California has been fighting offshore oil drilling for 50 years, and we are not going to relent now.
In the face of the Trump administration’s proposal to open all offshore waters in the country to oil rigs, California must remember our history if we’re to make good on our vision for a safer future.
California knows all too well the dangers of offshore oil drilling. In 1969, an oil rig off the coast of Santa Barbara leaked 3 million gallons of crude oil into the ocean, blanketing beaches with a thick layer of oil and killing thousands of marine mammals and birds. It was the largest oil spill in U.S. history until the Exxon Valdez spill 20 years later.
After the 1969 spill, California blocked all new offshore oil drilling in state waters, protecting our coastal waters up to three miles from the shore. The state reinforced that ban in a 1994 law.
We have also successfully fought off any new drilling in federal waters — water beyond three miles from our shore — since 1984 by blocking new lease sales thanks to a combination of local ordinances, congressional opposition, and bipartisan presidential support.
President Trump now wants to reverse course. He has proposed opening all federal waters, including the waters off California’s coast, to new gas and oil drilling. If this proposal is allowed to go through, it would lead to the first new offshore oil drilling leases sold in the Pacific Ocean in more than 30 years.
This proposal completely ignores the will of California’s people. According to the latest polling, nearly 70 percent of Californians oppose new drilling off our coast. Members of Congress and leaders in the state government have all been very vocal in making our opposition known to the president.
It should come as no surprise that California is not alone in this fight. States throughout the country are up in arms over President Trump’s offshore oil drilling proposal.
Unfortunately, the administration seems to be playing political games in deciding which communities to antagonize. When Florida’s Republican governor voiced concern about local opposition and potential tourism impacts, Interior Secretary Zinke immediately announced that he would take Florida drilling off the table. Every state, including California, deserves the same deference.
California understands that offshore oil drilling belongs in the past and instead is making smarter investments in clean energy. Our state is on target to reduce its greenhouse gas emissions to 80 percent below 1990 levels by the year 2050. Our efforts will both reduce our greenhouse gas emissions and create more jobs than offshore oil drilling — all while protecting the health of our coastal communities and their economies.
New offshore drilling is completely incompatible with these efforts. President Trump’s proposal for six lease sales off the California Coast by 2023 isn’t just a short-term problem. Any new oil rigs would continue to produce oil for decades to come, well past the middle of next century when we will need to have moved away from fossil fuels altogether.

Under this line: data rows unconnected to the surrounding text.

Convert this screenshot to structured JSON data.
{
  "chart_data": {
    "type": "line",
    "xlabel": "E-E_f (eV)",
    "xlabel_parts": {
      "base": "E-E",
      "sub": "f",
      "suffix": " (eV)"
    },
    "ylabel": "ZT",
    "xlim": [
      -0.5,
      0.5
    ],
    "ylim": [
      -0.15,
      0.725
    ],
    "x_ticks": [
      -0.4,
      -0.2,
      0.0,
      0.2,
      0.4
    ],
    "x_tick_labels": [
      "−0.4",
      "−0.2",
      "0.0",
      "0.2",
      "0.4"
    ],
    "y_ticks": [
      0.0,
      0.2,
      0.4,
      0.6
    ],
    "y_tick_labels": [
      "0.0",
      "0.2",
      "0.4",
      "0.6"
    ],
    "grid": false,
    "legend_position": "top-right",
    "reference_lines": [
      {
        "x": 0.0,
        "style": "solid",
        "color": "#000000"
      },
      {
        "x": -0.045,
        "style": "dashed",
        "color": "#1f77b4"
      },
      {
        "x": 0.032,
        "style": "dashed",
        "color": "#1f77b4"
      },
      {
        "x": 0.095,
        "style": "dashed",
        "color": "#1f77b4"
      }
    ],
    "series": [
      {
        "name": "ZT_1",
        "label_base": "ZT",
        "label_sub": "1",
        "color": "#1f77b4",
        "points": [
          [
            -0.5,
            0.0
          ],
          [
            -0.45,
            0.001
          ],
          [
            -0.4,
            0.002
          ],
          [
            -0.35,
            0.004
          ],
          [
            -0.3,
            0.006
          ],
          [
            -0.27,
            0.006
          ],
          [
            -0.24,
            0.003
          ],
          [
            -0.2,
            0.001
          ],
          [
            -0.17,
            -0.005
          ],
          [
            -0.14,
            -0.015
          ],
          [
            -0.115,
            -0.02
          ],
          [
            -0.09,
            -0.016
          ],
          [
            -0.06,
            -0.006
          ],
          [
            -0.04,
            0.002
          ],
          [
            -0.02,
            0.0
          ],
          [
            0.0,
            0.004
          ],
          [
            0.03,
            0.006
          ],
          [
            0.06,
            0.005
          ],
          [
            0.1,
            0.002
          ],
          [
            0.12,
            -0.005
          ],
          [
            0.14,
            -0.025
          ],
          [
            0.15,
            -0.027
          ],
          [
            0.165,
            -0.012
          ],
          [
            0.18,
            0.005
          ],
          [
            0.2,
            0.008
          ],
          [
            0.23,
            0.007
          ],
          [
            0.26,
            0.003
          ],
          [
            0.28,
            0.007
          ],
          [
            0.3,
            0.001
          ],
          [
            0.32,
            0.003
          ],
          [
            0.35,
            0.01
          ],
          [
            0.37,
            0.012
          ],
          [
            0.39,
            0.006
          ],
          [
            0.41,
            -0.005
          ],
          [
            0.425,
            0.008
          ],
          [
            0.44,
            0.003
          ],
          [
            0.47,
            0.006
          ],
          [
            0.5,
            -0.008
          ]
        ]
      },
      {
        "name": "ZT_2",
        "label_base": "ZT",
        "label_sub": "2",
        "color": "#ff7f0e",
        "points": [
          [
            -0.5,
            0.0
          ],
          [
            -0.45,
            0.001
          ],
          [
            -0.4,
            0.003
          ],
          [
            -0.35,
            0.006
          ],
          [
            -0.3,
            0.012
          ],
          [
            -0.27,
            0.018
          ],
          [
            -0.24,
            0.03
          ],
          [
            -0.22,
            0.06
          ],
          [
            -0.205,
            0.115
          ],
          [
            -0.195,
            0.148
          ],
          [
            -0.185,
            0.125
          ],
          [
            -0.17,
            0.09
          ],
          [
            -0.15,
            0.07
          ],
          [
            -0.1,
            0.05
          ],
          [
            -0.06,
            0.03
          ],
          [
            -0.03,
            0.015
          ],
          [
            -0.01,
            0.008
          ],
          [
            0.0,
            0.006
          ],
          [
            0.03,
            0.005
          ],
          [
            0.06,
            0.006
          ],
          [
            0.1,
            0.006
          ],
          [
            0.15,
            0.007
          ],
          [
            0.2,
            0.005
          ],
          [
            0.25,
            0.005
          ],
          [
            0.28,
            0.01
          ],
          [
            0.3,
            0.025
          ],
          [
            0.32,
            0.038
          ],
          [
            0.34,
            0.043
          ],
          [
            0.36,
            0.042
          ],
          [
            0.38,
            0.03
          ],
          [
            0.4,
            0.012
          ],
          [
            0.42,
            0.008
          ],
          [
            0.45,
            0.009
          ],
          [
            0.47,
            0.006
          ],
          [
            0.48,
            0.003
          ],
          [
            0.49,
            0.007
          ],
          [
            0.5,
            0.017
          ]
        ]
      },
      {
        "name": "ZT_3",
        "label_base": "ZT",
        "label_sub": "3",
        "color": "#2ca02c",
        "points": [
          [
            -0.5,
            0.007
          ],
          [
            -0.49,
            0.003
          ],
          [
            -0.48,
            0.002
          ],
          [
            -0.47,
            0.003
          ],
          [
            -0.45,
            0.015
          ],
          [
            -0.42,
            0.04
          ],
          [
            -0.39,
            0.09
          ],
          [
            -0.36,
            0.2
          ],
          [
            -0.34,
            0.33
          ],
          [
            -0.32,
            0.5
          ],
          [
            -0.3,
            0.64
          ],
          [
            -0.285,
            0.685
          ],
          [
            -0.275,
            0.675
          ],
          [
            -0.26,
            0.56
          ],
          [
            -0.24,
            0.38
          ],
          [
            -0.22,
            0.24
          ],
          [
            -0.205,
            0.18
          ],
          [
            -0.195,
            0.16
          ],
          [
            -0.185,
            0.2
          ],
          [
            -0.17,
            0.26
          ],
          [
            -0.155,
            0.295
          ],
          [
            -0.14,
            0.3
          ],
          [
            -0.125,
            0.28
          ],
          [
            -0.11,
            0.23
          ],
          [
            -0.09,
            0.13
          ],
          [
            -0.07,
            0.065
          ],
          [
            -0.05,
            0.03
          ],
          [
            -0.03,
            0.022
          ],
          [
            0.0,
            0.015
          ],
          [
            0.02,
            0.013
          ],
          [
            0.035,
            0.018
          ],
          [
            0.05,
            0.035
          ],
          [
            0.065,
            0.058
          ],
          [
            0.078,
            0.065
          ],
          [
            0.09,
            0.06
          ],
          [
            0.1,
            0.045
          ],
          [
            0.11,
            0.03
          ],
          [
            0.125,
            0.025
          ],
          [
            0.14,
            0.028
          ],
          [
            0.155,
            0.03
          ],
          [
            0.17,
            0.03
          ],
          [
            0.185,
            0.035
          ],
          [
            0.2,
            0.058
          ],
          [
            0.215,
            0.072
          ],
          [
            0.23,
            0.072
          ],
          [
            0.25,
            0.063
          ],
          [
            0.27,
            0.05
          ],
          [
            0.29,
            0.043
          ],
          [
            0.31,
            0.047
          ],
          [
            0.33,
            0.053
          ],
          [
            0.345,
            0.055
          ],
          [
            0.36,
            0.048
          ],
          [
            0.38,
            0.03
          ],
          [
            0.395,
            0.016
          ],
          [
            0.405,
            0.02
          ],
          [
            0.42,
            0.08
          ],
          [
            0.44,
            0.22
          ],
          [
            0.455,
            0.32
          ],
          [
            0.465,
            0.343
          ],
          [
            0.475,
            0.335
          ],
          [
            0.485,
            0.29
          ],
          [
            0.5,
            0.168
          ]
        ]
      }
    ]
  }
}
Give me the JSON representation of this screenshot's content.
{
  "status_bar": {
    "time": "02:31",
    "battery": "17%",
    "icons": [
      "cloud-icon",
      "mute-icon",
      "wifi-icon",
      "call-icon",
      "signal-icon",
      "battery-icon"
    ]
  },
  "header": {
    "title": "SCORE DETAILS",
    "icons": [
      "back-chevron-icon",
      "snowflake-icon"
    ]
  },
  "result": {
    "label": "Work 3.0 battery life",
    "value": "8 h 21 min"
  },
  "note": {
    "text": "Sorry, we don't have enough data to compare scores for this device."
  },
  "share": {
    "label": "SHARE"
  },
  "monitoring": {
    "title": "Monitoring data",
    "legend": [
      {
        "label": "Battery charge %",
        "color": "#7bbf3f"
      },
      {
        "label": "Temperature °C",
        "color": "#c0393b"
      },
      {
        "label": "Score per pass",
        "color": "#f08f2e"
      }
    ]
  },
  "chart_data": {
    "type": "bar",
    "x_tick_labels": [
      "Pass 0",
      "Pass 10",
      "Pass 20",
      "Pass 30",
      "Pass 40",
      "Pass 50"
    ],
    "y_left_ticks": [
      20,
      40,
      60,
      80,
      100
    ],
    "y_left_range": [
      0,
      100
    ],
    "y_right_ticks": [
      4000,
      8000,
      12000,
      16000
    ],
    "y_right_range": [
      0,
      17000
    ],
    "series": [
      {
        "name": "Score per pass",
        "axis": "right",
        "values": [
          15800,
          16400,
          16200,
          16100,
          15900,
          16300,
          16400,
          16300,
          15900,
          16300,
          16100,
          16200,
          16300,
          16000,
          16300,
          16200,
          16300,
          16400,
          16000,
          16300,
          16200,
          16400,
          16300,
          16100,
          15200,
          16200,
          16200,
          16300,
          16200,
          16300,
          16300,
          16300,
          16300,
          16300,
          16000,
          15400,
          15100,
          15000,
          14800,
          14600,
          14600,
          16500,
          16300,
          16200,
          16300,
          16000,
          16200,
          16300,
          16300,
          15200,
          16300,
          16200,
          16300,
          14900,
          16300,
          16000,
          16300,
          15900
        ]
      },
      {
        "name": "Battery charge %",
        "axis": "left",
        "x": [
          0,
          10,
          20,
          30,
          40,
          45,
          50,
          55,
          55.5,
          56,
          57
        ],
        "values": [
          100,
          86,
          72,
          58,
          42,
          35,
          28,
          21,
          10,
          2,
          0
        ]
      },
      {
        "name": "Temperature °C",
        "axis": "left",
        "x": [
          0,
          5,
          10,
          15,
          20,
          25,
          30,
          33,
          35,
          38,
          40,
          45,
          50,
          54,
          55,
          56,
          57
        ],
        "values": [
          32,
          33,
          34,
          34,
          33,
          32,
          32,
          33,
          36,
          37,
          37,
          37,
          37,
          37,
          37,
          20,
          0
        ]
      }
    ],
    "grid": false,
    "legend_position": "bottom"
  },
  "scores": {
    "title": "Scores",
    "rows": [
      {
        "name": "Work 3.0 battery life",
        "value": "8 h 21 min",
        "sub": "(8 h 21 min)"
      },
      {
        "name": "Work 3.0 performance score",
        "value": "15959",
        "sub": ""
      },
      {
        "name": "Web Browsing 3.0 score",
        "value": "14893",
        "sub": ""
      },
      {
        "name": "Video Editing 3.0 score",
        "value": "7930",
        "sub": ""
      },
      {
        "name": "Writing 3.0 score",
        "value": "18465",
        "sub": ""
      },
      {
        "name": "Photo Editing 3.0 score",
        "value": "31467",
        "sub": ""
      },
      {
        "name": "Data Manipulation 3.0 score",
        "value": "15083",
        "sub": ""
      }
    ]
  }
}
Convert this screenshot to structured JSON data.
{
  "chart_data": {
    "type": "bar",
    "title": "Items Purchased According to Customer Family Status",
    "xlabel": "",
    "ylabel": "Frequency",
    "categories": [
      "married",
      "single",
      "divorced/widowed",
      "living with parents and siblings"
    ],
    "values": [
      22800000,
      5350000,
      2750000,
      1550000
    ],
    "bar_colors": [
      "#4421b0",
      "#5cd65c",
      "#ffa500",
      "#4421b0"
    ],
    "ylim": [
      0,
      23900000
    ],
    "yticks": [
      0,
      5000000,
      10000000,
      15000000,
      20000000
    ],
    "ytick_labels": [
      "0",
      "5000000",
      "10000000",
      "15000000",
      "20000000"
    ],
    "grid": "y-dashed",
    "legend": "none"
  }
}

We’re still dealing with the legacy of last century’s drilling. Even though we have fought off all new federal drilling for three decades, there are still 43 leases that remain active from federal lease sales that happened before 1984. And in state waters, there are still nine active rigs that were built before the Santa Barbara oil spill.
It was just three years ago that we were reminded of dangers of offshore drilling when a broken pipeline spilled more than 100,000 gallons of crude oil onto Refugio State Beach and leaked back into the ocean.
This Thursday, hundreds of miles from the coastal communities that will be affected by this proposal, the administration is holding its one and only public meeting for California in Sacramento. I would encourage all who are able to attend.
And for those who can’t travel to Sacramento, you can visit feinstein.senate.gov/offshoredrilling to post a comment for the administration by March 9.
Now is the time for all of us to raise our voices and reject President Trump’s proposal. California will not allow new offshore oil drilling to bring on another half-century of unnecessary carbon emissions and oil spill risks.